1bar - litre $=100 \mathrm{~J}$

$\therefore \mathrm{W}=-9 \times 100 \mathrm{~J}=-0.9 \mathrm{~kJ}$

Hence, the answer is (-0.9 kJ).

Example 5: One mol ideal gas is taken in a container of Volume 5L, it is then reversibly compressed to a volume of 3L. The temperature was kept constant during the process (310 K).

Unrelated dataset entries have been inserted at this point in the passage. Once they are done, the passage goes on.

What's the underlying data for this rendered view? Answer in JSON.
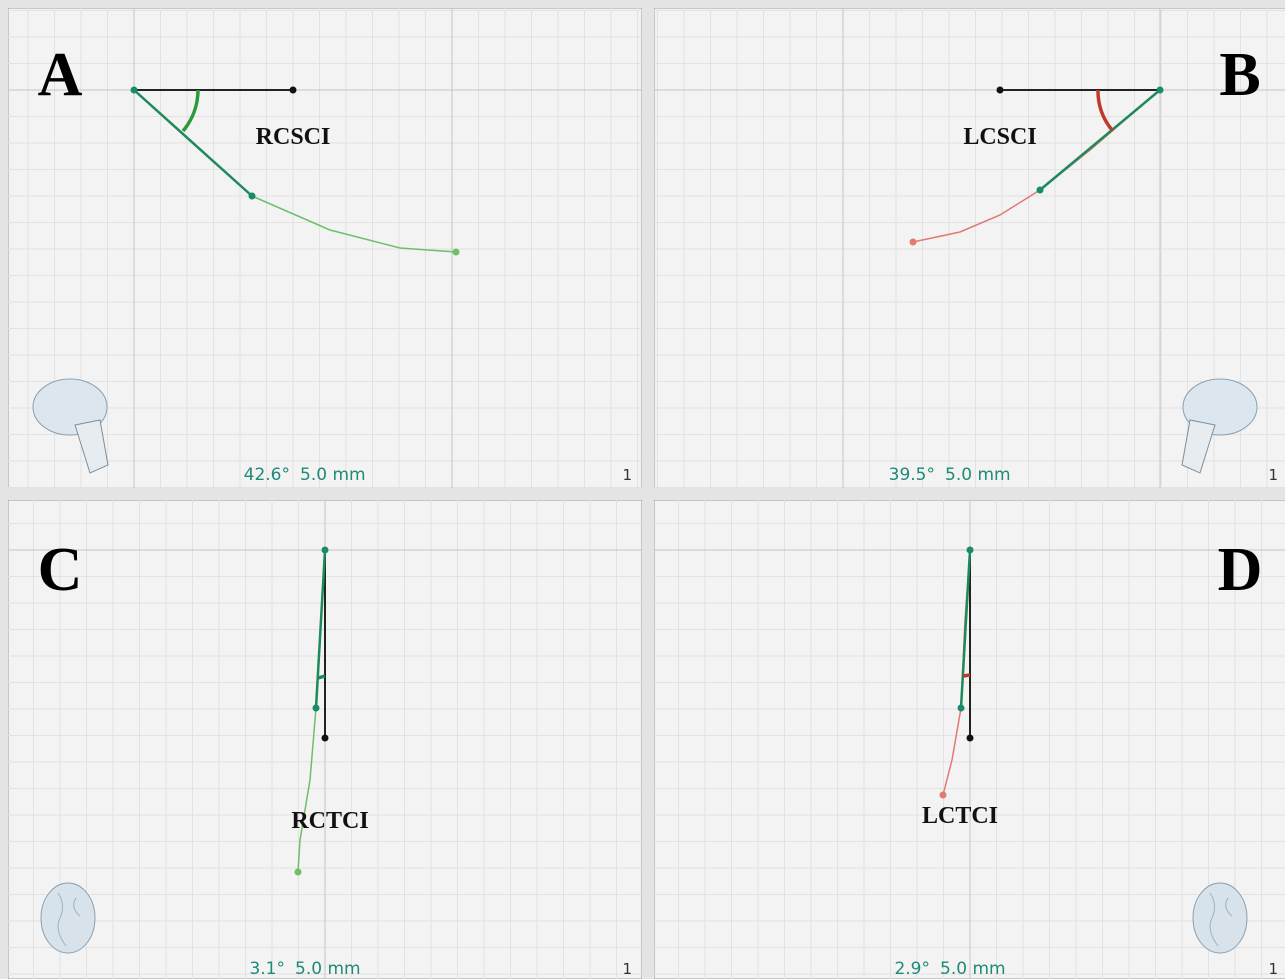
{
  "panels": [
    {
      "letter": "A",
      "label": "RCSCI",
      "angle": "42.6°",
      "distance": "5.0 mm",
      "index": "1"
    },
    {
      "letter": "B",
      "label": "LCSCI",
      "angle": "39.5°",
      "distance": "5.0 mm",
      "index": "1"
    },
    {
      "letter": "C",
      "label": "RCTCI",
      "angle": "3.1°",
      "distance": "5.0 mm",
      "index": "1"
    },
    {
      "letter": "D",
      "label": "LCTCI",
      "angle": "2.9°",
      "distance": "5.0 mm",
      "index": "1"
    }
  ]
}
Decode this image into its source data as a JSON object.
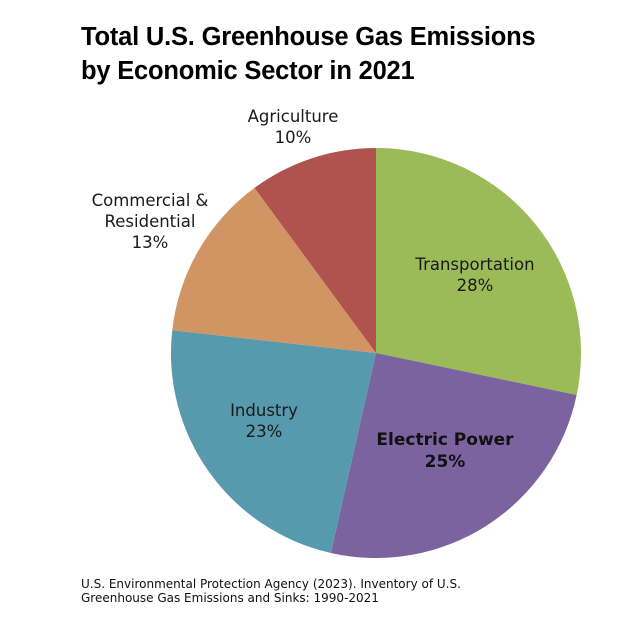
{
  "chart_data": {
    "type": "pie",
    "title": "Total U.S. Greenhouse Gas Emissions by Economic Sector in 2021",
    "title_lines": [
      "Total U.S. Greenhouse Gas Emissions",
      "by Economic Sector in 2021"
    ],
    "categories": [
      "Transportation",
      "Electric Power",
      "Industry",
      "Commercial & Residential",
      "Agriculture"
    ],
    "values": [
      28,
      25,
      23,
      13,
      10
    ],
    "unit": "%",
    "colors": [
      "#9bbb59",
      "#7b63a0",
      "#5799ad",
      "#d19564",
      "#b0524e"
    ],
    "start_angle_deg": 0,
    "direction": "clockwise-from-12-oclock",
    "legend": "none (direct labels)",
    "labels": [
      {
        "name": "Transportation",
        "value": "28%",
        "bold": false
      },
      {
        "name": "Electric Power",
        "value": "25%",
        "bold": true
      },
      {
        "name": "Industry",
        "value": "23%",
        "bold": false
      },
      {
        "name_lines": [
          "Commercial &",
          "Residential"
        ],
        "value": "13%",
        "bold": false
      },
      {
        "name": "Agriculture",
        "value": "10%",
        "bold": false
      }
    ]
  },
  "source": {
    "line1": "U.S. Environmental Protection Agency (2023). Inventory of U.S.",
    "line2": "Greenhouse Gas Emissions and Sinks: 1990-2021"
  }
}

Find out the work (in KJ) done to compress the gas.

1) 1.3

2)-1.5

3)-13

4)13

Solution

As we have learned,
The work done in the reversible isothermal process is $\mathrm{W}=-2.303 \mathrm{nRT} \log \left(\mathrm{V}_2 / \mathrm{V}_1\right)$
We have,

$\begin{aligned} & n=1 \\ & \mathrm{~T}=310 \mathrm{~K} \\ & \mathrm{~V}_1=5 \mathrm{~L} \\ & \mathrm{~V}_2=3 \mathrm{~L} \\ & \mathrm{R}=8.314 \mathrm{~J} / \mathrm{mol} . \mathrm{K}\end{aligned}$

Putting all the values we get,$\mathrm{W}=-2.303 \times 1 \times 8.314 \times 310 \times \log \left(\frac{3}{5}\right)=1316 \mathrm{~J}$

$\therefore \mathrm{W}=1.316 \mathrm{~kJ}$

Hence, the answer is the option(1).

Summary

Heat and work are two different modes of transmitting energy from one body to another. Understanding the difference between heat and work lies at the root of thermodynamics. Heat implies the transference of thermal energy from one system to another, while work means the flow of mechanical energy from one system to another. This difference between microscopic motion, that is, heat, and macroscopic motion, that is, work, forms a very important part of how thermodynamic processes work. Heat may be converted into work and vice versa, but they are not the same thing. In terms of the first law of thermodynamics, heat, and work are additive contributions to the total internal energy of a system. Because of the second law of thermodynamics, however, there is always some restriction over the amount of heat that may be converted into work.